The Beijing-centric nature of the deal is further underscored by the National Transmission Corp. (Transco) announcing it wanted to partner with China Telecom and that it was in talks with the National Grid Corp. of the Philippines (NGCP, which manages the national electric transmission system) to use the electric grid’s interplant transmission infrastructure as the backbone for the third telecom player. But, and here is the Beijing angle, the NGCP for its part says it is eager to enter the industry but not as Transco’s partner: After all, NGCP is owned by two taipans (60 percent) and their partner, the State Grid Corp. of China (the “technical partner,” with 40 percent). NGCP says it is willing to allow use of the grid at a minimum or even zero cost—effectively undercutting Transco trying to get into the action, and laying out a sweet deal for China Telecom if it decides NGCP will be useful.
The previous administration had been bothered by this strategic sector being under heavy Chinese influence: the percentage officially owned by the State Grid, after all, is magnified by the ostensibly Filipino majority being composed of taipans who do business in China, and who are therefore subject to pressure by the Chinese authorities. The solution of the previous government was to insist on Filipinos undertaking technical management of the operations of the grid, which finally took place in July 2016—after the Philippine government declined to renew the visas of 18 Chinese technical experts. But if industry talk is to be believed, even this has been reversed, quietly.
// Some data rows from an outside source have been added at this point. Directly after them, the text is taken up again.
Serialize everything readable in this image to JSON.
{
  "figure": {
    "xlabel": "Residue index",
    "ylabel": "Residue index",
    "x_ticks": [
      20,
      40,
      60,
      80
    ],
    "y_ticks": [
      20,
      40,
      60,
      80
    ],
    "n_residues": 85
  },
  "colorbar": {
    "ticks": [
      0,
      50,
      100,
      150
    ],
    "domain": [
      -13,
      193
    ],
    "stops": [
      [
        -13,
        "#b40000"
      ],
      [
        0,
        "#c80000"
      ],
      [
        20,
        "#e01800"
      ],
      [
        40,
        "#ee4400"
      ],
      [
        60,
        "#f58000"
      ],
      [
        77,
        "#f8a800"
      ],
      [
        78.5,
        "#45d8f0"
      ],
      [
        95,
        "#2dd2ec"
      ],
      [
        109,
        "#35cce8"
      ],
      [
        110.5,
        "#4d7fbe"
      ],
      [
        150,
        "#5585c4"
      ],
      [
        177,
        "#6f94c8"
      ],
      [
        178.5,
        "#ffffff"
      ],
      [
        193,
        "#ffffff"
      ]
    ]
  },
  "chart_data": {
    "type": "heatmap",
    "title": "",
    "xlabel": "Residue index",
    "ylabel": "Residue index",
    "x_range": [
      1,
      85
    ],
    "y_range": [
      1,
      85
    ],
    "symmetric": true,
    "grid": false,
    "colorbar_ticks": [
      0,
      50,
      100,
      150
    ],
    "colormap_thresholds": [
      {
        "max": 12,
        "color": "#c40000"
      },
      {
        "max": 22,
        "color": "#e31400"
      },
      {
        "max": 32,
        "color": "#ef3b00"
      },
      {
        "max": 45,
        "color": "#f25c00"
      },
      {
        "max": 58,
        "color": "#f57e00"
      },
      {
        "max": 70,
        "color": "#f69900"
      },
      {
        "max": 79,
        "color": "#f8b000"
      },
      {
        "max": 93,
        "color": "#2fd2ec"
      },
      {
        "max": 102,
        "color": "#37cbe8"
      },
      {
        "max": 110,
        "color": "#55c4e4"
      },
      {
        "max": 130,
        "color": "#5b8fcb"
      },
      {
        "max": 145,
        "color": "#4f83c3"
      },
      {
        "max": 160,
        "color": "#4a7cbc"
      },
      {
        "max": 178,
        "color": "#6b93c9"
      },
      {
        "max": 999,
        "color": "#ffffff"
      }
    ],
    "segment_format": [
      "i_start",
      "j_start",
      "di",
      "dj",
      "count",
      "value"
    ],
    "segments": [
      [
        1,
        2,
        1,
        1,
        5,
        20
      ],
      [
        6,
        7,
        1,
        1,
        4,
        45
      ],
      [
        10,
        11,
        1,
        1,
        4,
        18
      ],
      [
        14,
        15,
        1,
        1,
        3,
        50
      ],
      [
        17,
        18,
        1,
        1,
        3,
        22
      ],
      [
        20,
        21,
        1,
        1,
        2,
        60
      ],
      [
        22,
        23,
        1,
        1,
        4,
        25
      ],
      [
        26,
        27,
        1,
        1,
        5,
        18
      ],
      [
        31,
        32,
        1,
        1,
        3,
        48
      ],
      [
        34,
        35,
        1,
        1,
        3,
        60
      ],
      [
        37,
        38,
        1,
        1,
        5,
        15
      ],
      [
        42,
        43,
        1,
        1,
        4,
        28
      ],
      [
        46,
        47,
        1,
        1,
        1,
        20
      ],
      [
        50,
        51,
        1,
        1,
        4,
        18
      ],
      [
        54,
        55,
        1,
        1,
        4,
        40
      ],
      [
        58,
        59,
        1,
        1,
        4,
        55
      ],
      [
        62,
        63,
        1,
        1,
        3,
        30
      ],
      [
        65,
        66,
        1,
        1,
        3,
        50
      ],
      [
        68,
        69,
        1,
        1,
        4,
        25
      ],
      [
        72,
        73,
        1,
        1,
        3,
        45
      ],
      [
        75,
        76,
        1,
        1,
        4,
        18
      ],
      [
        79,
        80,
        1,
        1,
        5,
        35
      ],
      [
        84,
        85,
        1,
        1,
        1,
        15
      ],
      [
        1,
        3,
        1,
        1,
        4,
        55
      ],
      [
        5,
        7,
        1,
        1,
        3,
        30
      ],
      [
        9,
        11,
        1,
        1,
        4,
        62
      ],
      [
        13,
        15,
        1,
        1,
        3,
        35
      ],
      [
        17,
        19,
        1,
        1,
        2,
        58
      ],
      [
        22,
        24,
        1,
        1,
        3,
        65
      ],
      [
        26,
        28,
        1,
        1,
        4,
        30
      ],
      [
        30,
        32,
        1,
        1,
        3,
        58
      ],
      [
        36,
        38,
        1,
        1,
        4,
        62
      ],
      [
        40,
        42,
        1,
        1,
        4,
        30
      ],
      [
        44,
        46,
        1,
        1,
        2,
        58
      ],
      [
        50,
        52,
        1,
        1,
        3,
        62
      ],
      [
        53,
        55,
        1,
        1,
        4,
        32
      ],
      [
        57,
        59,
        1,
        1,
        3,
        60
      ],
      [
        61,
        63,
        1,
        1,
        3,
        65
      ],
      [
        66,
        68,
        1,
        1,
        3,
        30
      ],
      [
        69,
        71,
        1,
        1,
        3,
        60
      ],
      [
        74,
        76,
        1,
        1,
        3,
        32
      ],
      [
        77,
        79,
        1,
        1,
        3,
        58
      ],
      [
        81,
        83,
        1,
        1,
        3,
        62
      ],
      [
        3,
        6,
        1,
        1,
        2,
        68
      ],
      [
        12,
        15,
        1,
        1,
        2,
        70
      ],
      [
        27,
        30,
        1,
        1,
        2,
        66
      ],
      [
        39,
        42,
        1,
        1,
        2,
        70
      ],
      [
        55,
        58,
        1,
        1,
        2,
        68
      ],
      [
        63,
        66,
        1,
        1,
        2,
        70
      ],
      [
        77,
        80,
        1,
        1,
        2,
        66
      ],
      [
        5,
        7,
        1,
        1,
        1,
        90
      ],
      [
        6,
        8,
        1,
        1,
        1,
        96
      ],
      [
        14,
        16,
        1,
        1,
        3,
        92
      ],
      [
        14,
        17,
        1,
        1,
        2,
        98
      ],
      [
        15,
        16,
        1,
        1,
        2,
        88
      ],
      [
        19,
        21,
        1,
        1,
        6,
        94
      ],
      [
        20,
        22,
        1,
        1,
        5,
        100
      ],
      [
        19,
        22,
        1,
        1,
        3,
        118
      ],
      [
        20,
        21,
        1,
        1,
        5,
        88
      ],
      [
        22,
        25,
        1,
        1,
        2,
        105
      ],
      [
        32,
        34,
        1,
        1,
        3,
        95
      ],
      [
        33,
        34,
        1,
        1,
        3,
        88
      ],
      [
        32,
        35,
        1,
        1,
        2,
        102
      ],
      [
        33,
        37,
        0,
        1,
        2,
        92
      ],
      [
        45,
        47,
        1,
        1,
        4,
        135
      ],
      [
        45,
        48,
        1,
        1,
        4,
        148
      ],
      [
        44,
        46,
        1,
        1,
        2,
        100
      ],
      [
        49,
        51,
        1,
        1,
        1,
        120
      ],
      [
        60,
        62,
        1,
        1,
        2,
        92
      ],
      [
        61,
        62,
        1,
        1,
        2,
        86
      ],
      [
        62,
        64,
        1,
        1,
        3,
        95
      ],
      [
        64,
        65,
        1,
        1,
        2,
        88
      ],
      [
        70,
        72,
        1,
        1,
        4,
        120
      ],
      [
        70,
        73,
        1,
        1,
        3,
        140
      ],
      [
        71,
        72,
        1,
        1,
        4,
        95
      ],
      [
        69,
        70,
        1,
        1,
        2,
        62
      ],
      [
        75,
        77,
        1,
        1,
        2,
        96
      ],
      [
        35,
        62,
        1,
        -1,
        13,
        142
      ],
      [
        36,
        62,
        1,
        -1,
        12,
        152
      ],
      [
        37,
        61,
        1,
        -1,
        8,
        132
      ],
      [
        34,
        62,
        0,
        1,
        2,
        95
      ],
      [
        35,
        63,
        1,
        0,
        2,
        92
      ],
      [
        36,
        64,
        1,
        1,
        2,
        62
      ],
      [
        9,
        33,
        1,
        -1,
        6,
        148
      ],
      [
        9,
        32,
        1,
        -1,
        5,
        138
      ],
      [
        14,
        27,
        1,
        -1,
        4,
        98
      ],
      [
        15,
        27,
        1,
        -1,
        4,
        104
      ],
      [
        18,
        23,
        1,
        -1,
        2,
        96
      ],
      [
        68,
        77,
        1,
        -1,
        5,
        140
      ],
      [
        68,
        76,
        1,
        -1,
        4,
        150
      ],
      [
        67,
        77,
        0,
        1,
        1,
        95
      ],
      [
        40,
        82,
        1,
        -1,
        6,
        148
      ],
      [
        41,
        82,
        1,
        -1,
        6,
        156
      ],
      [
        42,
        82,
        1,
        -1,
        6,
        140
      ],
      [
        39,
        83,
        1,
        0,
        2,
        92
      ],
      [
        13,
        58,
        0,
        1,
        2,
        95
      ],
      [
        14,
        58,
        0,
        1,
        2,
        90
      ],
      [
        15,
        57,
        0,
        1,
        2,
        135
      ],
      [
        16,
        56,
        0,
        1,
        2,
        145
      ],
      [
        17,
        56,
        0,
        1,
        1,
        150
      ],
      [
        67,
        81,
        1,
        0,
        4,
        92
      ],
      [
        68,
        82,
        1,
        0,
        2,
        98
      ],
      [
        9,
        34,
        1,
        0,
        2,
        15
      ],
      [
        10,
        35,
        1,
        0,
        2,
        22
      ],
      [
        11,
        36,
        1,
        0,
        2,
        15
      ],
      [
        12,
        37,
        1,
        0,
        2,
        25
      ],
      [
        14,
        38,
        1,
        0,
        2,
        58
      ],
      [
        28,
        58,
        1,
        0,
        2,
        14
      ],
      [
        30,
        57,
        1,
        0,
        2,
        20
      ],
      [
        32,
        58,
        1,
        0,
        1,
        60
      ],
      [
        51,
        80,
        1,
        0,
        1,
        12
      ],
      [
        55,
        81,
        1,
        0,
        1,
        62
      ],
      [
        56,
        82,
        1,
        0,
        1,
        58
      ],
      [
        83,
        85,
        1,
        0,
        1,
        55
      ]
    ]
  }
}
Pleading the unreliability of native engineers, the Chinese partner resumed bringing in more Chinese engineers.
Meanwhile, China’s ZTE — remember them? — has been making moves, too, partnering with a Davao-based telco and three other firms to set up a string of 50,000 microcell towers. This suggests a way forward for the China Telecom deal considering how congressional moves to amend the Public Service Act and the Constitution have bogged down. The past Philippine advantage of being free from heavy economic pressure from China is dissipating.